Decisão Baseada em Precaução Sanitária
As autoridades espanholas justificaram o cancelamento com base no princípio da precaução, sublinhando que a saúde pública deve prevalecer sobre quaisquer considerações desportivas. O surto de Ébola na República Democrática do Congo tem preocupado a comunidade internacional, embora a Organização Mundial de Saúde (OMS) ainda não tenha declarado uma emergência de saúde pública de âmbito internacional.
A selecção congolesa e a Federação Internacional de Futebol Associado (FIFA) foram notificadas da decisão. Fontes próximas da organização do jogo indicaram que estão a ser exploradas alternativas para a realização do encontro noutro país ou numa data posterior.
Impacto na Preparação para o Mundial 2026
O cancelamento surge num momento particularmente sensível, a apenas dias do início do Campeonato do Mundo de 2026, que se realiza nos Estados Unidos, Canadá e México. Várias selecções utilizam este período para disputar jogos de preparação e afinar estratégias táticas. A RD Congo, que se qualificou para a fase final, vê assim comprometida parte da sua preparação.
A selecção chilena, por sua vez, terá de encontrar um adversário alternativo para o seu último teste antes do início da competição.
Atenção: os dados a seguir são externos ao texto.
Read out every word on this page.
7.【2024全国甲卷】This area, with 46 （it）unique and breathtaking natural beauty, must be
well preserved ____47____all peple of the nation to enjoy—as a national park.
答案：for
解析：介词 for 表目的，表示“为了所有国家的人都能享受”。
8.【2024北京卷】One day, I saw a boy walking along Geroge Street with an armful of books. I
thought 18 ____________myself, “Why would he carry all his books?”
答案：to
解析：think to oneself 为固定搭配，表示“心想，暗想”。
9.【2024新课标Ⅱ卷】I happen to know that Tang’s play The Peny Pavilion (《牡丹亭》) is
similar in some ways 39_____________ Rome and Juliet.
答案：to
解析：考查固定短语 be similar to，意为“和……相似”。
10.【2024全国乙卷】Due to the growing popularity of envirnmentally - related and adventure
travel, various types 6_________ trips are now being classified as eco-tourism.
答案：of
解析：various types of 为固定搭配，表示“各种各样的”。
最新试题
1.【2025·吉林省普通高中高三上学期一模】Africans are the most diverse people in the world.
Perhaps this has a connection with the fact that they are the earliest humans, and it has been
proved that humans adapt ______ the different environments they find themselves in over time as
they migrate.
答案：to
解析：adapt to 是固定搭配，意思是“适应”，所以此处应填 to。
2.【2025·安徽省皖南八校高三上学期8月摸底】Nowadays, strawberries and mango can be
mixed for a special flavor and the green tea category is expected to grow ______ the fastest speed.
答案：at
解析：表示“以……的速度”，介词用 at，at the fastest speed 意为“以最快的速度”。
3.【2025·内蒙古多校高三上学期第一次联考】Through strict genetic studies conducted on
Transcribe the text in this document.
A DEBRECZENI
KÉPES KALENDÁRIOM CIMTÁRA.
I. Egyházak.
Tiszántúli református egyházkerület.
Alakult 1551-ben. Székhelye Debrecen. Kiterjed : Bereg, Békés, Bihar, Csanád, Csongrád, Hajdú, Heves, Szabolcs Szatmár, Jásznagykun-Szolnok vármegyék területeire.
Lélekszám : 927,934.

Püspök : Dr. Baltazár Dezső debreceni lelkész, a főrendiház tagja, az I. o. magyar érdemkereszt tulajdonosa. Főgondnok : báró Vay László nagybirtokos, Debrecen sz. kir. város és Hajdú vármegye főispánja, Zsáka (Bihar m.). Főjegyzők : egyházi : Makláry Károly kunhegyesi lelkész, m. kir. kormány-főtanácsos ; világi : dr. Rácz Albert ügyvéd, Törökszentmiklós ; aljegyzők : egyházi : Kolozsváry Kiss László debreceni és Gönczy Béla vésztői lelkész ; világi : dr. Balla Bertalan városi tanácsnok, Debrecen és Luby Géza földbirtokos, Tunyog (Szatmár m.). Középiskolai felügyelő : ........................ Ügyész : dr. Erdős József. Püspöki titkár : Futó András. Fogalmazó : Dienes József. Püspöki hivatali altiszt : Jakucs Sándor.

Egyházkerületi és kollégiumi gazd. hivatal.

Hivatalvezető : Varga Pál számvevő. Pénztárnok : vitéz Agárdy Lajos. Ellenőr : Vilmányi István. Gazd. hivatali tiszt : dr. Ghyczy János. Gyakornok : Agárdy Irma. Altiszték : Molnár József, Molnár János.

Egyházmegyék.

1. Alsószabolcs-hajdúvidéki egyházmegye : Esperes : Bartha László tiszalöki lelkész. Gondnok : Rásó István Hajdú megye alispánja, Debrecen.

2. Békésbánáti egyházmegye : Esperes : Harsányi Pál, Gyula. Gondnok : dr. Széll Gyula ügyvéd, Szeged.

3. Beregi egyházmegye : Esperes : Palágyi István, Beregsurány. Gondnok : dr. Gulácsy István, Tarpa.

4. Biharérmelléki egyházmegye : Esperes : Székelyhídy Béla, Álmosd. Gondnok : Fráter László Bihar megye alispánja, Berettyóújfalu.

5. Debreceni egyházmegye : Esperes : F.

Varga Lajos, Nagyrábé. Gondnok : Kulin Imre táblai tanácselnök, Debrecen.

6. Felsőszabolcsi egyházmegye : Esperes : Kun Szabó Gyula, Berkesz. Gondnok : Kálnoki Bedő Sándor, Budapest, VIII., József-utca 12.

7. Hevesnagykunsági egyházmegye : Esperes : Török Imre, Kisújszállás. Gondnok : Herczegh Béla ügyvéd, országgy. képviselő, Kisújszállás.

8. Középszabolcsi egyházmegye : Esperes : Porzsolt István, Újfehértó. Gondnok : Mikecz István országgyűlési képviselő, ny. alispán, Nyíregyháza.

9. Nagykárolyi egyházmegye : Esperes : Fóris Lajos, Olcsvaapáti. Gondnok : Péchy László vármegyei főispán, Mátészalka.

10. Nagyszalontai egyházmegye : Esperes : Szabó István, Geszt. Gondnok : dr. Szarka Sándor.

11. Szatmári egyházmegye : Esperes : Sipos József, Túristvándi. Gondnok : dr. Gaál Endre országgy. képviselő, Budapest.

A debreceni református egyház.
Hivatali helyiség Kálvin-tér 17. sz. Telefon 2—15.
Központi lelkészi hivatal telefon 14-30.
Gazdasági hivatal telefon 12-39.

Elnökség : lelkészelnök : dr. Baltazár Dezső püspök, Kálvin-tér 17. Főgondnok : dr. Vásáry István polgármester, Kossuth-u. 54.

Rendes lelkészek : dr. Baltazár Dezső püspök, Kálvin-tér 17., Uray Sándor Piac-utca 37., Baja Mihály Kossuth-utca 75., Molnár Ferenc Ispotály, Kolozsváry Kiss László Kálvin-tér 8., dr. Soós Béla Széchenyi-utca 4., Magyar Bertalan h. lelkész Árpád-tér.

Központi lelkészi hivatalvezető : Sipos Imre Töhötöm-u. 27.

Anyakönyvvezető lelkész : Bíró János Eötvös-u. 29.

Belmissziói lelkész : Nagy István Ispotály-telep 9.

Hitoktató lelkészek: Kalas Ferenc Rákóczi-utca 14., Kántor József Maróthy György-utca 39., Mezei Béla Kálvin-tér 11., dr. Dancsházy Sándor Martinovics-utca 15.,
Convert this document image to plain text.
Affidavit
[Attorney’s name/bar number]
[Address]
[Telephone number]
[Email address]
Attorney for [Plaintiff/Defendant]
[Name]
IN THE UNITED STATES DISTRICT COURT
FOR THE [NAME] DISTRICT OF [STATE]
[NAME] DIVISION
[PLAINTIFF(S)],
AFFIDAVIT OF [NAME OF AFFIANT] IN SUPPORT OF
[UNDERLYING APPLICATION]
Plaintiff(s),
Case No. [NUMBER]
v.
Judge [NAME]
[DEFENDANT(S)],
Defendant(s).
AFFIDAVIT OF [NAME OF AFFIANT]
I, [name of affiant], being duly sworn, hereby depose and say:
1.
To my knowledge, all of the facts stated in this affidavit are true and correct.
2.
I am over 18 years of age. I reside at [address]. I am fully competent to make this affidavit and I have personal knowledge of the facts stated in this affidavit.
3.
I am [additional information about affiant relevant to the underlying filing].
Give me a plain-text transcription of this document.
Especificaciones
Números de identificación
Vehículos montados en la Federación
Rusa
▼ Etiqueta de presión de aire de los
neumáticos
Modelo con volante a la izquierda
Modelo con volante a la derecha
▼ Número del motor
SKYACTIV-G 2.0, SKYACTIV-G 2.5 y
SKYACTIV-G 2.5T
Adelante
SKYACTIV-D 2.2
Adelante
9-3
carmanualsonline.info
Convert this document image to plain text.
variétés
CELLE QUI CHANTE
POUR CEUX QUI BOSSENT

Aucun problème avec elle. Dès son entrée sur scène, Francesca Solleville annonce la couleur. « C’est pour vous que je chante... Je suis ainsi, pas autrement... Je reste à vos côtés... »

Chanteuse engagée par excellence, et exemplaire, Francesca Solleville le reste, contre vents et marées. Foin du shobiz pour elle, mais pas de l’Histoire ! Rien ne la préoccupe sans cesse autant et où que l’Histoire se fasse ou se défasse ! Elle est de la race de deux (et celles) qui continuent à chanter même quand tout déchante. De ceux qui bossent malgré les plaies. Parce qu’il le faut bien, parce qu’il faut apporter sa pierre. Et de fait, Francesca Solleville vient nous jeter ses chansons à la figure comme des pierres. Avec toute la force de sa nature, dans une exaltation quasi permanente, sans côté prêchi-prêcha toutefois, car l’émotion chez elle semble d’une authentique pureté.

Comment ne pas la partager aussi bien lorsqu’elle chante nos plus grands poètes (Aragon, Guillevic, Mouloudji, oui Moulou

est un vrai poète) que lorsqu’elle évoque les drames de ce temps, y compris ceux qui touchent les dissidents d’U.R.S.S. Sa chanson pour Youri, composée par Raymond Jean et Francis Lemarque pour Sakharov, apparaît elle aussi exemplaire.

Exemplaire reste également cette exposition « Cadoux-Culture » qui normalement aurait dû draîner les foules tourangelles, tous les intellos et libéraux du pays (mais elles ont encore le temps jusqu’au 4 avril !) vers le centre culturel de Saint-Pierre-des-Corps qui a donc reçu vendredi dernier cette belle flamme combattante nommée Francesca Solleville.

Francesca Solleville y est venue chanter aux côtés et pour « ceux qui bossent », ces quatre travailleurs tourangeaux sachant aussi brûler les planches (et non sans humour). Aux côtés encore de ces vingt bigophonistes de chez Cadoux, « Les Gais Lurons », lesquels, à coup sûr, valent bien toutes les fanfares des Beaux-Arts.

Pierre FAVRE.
Fontes da federação chilena indicaram que estão em contacto com outras selecções para organizar um novo encontro de preparação.
Reacção Internacional
A decisão das autoridades espanholas foi recebida com compreensão por parte de vários organismos internacionais de saúde, que elogiaram a postura preventiva adoptada. No entanto, alguns responsáveis desportivos criticaram o que consideram ser uma reacção desproporcional, argumentando que os protocolos sanitários existentes seriam suficientes para garantir a segurança de todos os envolvidos.